There are several neat presentations from Now Play This At Home this year. There's a bit of improv comedy. Twitch chat plays chess. It's all fitting with the year's "breaking point" theme, which they say "celebrates playful creators who break, subvert or remix the rules of the games they make and play."

Gareth Damian Martin, whose name you may recognize from his new underwater adventure In Other Waters, leads a group along a new No Man's Sky planet hunting for snaps. The virtual hiking group follow Martin around on a jaunt across an unexplored planet looking for excellent views while in first person. Martin explains that he believes the actual walking about is an important part of physical photography and replicates that in game.

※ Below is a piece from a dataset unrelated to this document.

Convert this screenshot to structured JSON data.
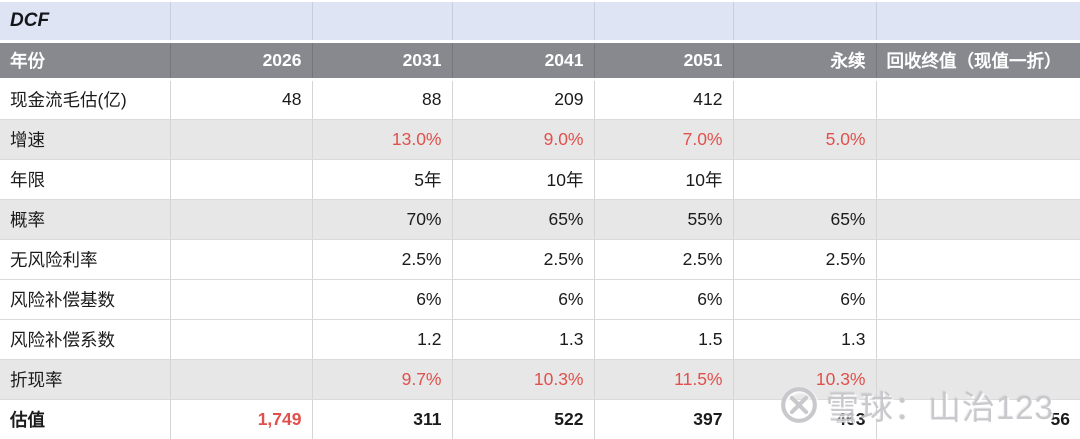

Hello Games' generated space simulation is a particularly interesting place for game photography, Martin points out. Unlike many other lovely game landscapes, the likes of Red Dead Redemption 2 or The Witcher 3, the surfaces of each planet in NMS aren't authored by humans. Terrain is generated at runtime rather than being designed with intent, which Martin says makes even outdoor spaces in other games more architecture than true landscape.

Over in Half-Life territory, Robert Yang—who you may know for his subversive sex games like The Tearoomleads a field trip through the Black Mesa Research Facility. Yang takes on the job of an actual tour guide, walking players into the first room of the facility to point out easter eggs, Half-Life's position in gaming history, and answering questions from his tour group. Also like a real tour guide, Yang occasionally has to wheedle questions out of his quiet audience. In games as in life, eh?

Yang stops to point out many signs of the times within Half-Life, like NPC conversations that don't quite make sense. Yang explains that Black Mesa's scientists will randomly choose idle voice lines to speak at one another rather than being scripted to make more sense. Naturally, these white coats are also prone to talking over Yang's tour. Rude.

You can catch the rest of the presentations archived over on New Play This' Twitch channel.

Disclosure: Alice0 is pals with some of the Now Play This organisers and she definitely did not threaten to send me to my newsroom without supper or games if I didn't write about it.